What is the purpose of the bash `suspend` builtin command?

That's the equivalent of pressing Ctrl+Z in other commands.

It suspends the shell and gives control back to parent shell or process if any.

Example:

zsh$ bash
bash-4.4$ cd /
bash-4.4$ suspend
zsh: suspended (signal)  bash
zsh$ fg
[1]  + continued  bash
bash-4.4$ pwd
/

The feature comes from csh, the shell of BSD (where job control comes from) in the early 80s.

In AT&T ksh, it's a builtin alias for kill -s STOP $$ (yes, without the quotes!)

In your case, bash was probably the one started directly by the terminal emulator. And your terminal emulator didn't expect the process to be suspended.

That bash was a session leader. If the session leader is suspended, if we take the view of old time terminals, the user will have no way to resume it.

bash addresses that by refusing to suspend if it's a login shell. But in your case, your terminal emulator probably doesn't start bash in login mode, so that safeguard is not in place.

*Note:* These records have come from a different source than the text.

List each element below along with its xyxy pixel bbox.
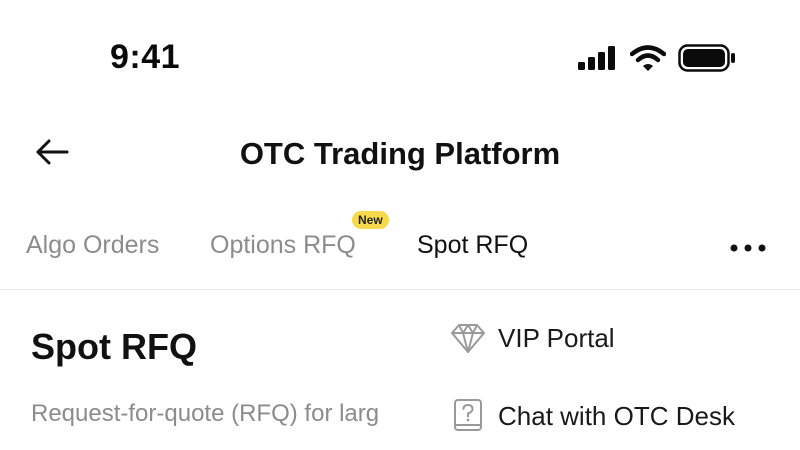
status-icons [578,44,736,77]
status-time: 9:41 [110,38,181,76]
battery-icon [678,44,736,77]
menu-item-vip-portal[interactable]: VIP Portal [450,322,615,354]
more-button[interactable] [728,233,768,263]
section-description: Request-for-quote (RFQ) for larg [31,400,380,427]
section-title: Spot RFQ [31,326,197,367]
tab-algo-orders[interactable]: Algo Orders [26,231,159,260]
status-bar: 9:41 [0,0,800,110]
menu-label-vip-portal: VIP Portal [498,322,615,353]
screen: 9:41 OTC Trading Platform Algo Orders Op… [0,0,800,450]
page-title: OTC Trading Platform [239,136,561,171]
diamond-icon [450,322,486,354]
tab-spot-rfq[interactable]: Spot RFQ [417,231,528,260]
tab-bar: Algo Orders Options RFQ New Spot RFQ [0,205,800,290]
tab-options-rfq[interactable]: Options RFQ [210,231,356,260]
more-menu: VIP Portal Chat with OTC Desk [430,290,768,450]
help-book-icon [450,398,486,434]
menu-item-chat-otc-desk[interactable]: Chat with OTC Desk [450,398,735,434]
header: OTC Trading Platform [0,120,800,190]
new-badge: New [352,211,389,229]
menu-label-chat-otc-desk: Chat with OTC Desk [498,400,735,431]
more-horizontal-icon [730,239,766,257]
wifi-icon [629,45,667,76]
signal-icon [578,46,618,75]
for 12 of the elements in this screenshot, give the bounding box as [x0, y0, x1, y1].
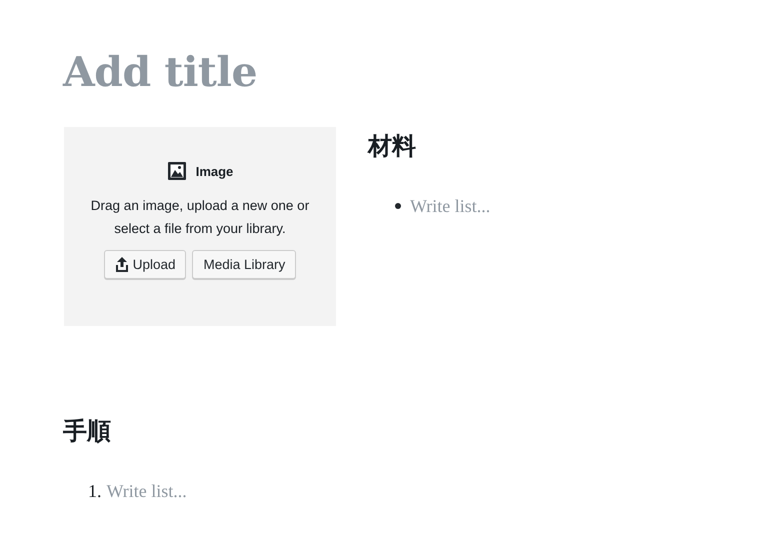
heading: 手順: [63, 415, 112, 447]
list-placeholder[interactable]: Write list...: [106, 478, 187, 504]
instructions: Drag an image, upload a new one or select a file from your library.: [90, 197, 310, 238]
block-label: Image: [196, 164, 234, 178]
upload-icon: [114, 256, 129, 272]
list-placeholder[interactable]: Write list...: [410, 193, 490, 219]
title-placeholder[interactable]: Add title: [63, 47, 774, 97]
image-icon: [166, 161, 187, 181]
heading: 材料: [368, 130, 417, 162]
list-number: 1.: [88, 480, 102, 503]
media-library-button[interactable]: Media Library: [192, 250, 296, 279]
upload-button[interactable]: Upload: [104, 250, 186, 279]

zsh and mksh don't have the problem because they send a SIGTSTP (the one also sent upon Ctrl+Z) signal like csh instead of SIGSTOP (and to the caller's process group for mksh like in csh, and to the main process group of the shell for zsh, not the $$ process alone). SIGTSTP is ignored when delivered to an orphaned process group, and the group of the leader qualifies. The idea is that SIGTSTP should not suspend something that is not resumable by a user.

In mksh or yash, one can also use suspend to have a subshell suspend itself:

$ (set -x; sleep 1; suspend; sleep 2)
+ sleep 1
+ suspend
[1] + Stopped(SIGSTOP)     (set -x; sleep 1; suspend; sleep 2)
$ fg
[1] (set -x; sleep 1; suspend; sleep 2)
+ sleep 2

That wouldn't work with zsh that sends the SIGTSTP to the main process group instead of the caller. In any shell that has kill builtin, one can always use kill -s TSTP 0 instead.


If you start a shell from another shell, you can suspend the inner one. Say when using su, and wanting to switch back to the regular user for a moment:

user$ su
Password: ...
root# do something
root# suspend
user$ do something as the ordinary user again
user$ fg
root# ...

(If you do that, don't forget the privileged shell open in the background...)

Similarly, if you escape to a shell from some other program (the ! command in e.g. less), you can still suspend the shell. But I wouldn't expect many other programs to handle it nicely when they launch a subprocess, which then suspends itself.